There is no AI without APIs, and the rapid growth of agentic AI applications has amplified concerns about securing sensitive data during their interactions. These AI-driven exchanges can inadvertently expose internal systems, create significant vulnerabilities, and jeopardize valuable data assets. Recognising this critical challenge, Cequence has expanded its UAP platform, introducing an enhanced security layer to govern interactions between AI agents and backend services specifically. This new layer of security enables customers to detect and prevent AI bots such as ChatGPT from OpenAI and Perplexity from harvesting organizational data.

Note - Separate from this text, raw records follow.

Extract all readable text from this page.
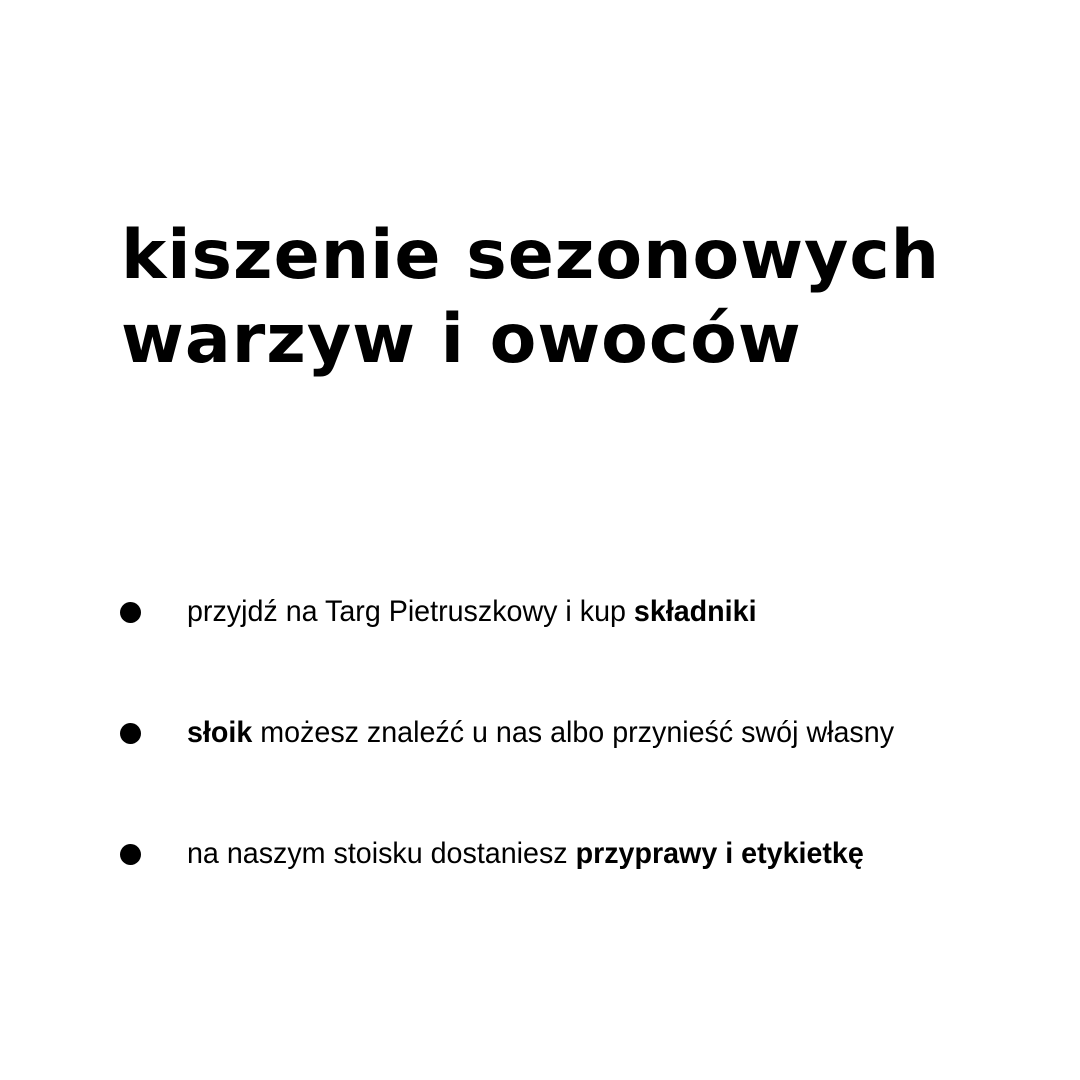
kiszenie sezonowych
warzyw i owoców
przyjdź na Targ Pietruszkowy i kup składniki
słoik możesz znaleźć u nas albo przynieść swój własny
na naszym stoisku dostaniesz przyprawy i etykietkę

Internal telemetry across Global 2000 deployments shows that the overwhelming majority of AI-related bot traffic, nearly 88%, originates from large language model infrastructure, with most requests obfuscated behind generic or unidentified user agents. Less than 4% of this traffic is transparently attributed to bots like GPTBot or Gemini. Over 97% of it comes from U.S.-based IP addresses, highlighting the concentration of risk in North American enterprises. Cequence’s ability to detect and govern this traffic in real time, despite the lack of clear identifiers, reinforces the platform’s unmatched readiness for securing agentic AI in the wild.

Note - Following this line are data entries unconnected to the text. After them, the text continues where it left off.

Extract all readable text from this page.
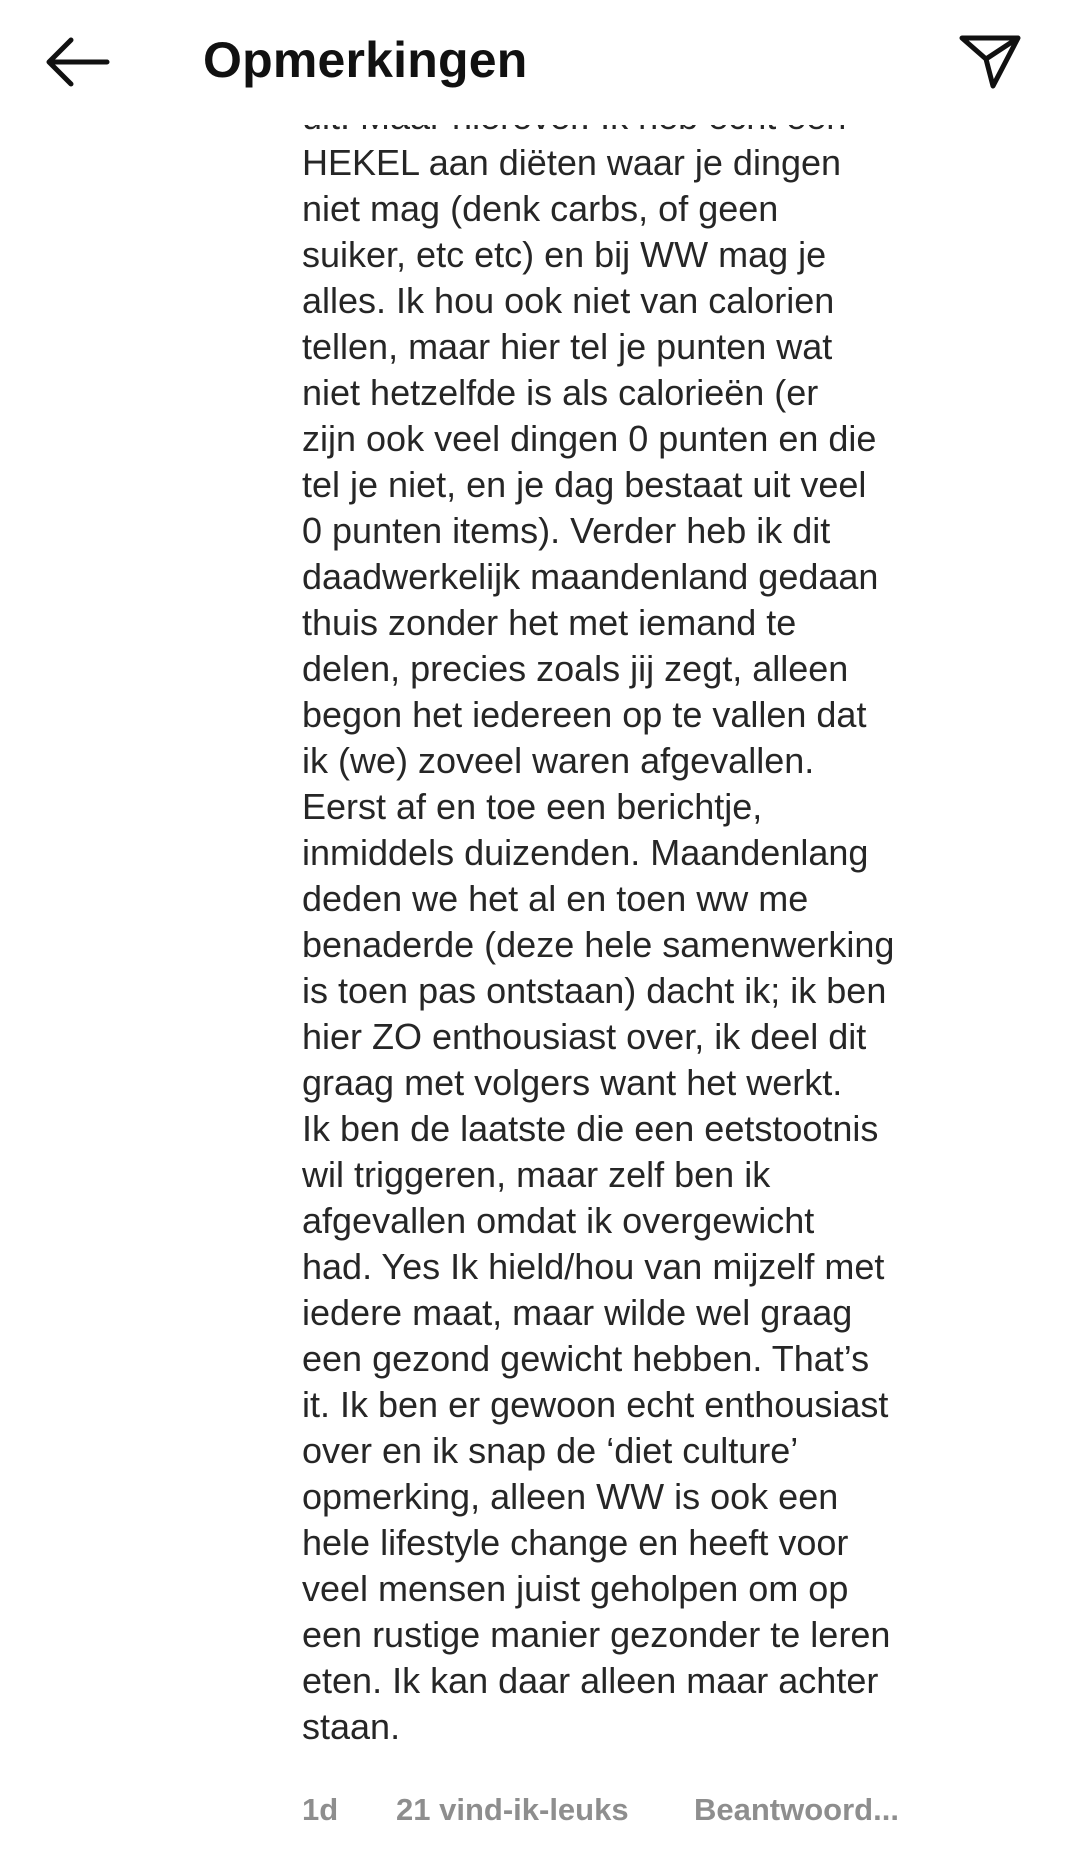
Opmerkingen
HEKEL aan diëten waar je dingen
niet mag (denk carbs, of geen
suiker, etc etc) en bij WW mag je
alles. Ik hou ook niet van calorien
tellen, maar hier tel je punten wat
niet hetzelfde is als calorieën (er
zijn ook veel dingen 0 punten en die
tel je niet, en je dag bestaat uit veel
0 punten items). Verder heb ik dit
daadwerkelijk maandenland gedaan
thuis zonder het met iemand te
delen, precies zoals jij zegt, alleen
begon het iedereen op te vallen dat
ik (we) zoveel waren afgevallen.
Eerst af en toe een berichtje,
inmiddels duizenden. Maandenlang
deden we het al en toen ww me
benaderde (deze hele samenwerking
is toen pas ontstaan) dacht ik; ik ben
hier ZO enthousiast over, ik deel dit
graag met volgers want het werkt.
Ik ben de laatste die een eetstootnis
wil triggeren, maar zelf ben ik
afgevallen omdat ik overgewicht
had. Yes Ik hield/hou van mijzelf met
iedere maat, maar wilde wel graag
een gezond gewicht hebben. That’s
it. Ik ben er gewoon echt enthousiast
over en ik snap de ‘diet culture’
opmerking, alleen WW is ook een
hele lifestyle change en heeft voor
veel mensen juist geholpen om op
een rustige manier gezonder te leren
eten. Ik kan daar alleen maar achter
staan.
1d	21 vind-ik-leuks	Beantwoord...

Key enhancements to Cequence’s UAP platform include:

  • Block unauthorized AI data harvesting: Understanding that external AI often seeks to learn by broadly collecting data without obtaining permission, Cequence provides organizations with the critical capability to manage which AI, if any, can interact with their proprietary information.
  • Detect and prevent sensitive data exposure: Empowers organizations to effectively detect and prevent sensitive data exposure across all forms of agentic AI. This includes safeguarding against external AI harvesting attempts and securing data within internal AI applications. The platform’s intelligent analysis automatically differentiates between legitimate data access during normal application usage and anomalous activities signaling sensitive data exfiltration, ensuring comprehensive protection against AI-related data loss.
  • Discover and manage shadow AI: Automatically discovers and classifies APIs from agentic AI tools like Microsoft Copilot and Salesforce Agentforce, presenting a unified view alongside customers’ internal and third-party APIs. This comprehensive visibility empowers organizations to easily manage these interactions and effectively detect and block sensitive data leaks, whether from external AI harvesting or internal AI usage.
  • Seamless integration: Integrates easily into DevOps frameworks for discovering internal AI applications and generates OpenAPI specifications that detail API schemas and security mechanisms, including strong authentication and security policies. Cequence delivers powerful protection without relying on third-party tools, while seamlessly integrating with the customer’s existing cybersecurity ecosystem. This simplifies management and security enforcement.

“Gartner predicts that by 2028, 33% of enterprise software applications will include agentic AI, up from less than 1% in 2024, enabling 15% of day-to-day work decisions to be made autonomously. We’ve taken immediate action to extend our market-leading API security and bot management capabilities,” said Ameya Talwalkar, CEO of Cequence. “Agentic AI introduces a new layer of complexity, where every agent behaves like a bidirectional API. That’s our wheelhouse. Our platform helps organizations embrace innovation at scale without sacrificing governance, compliance, or control.”

These extended capabilities will be generally available in June.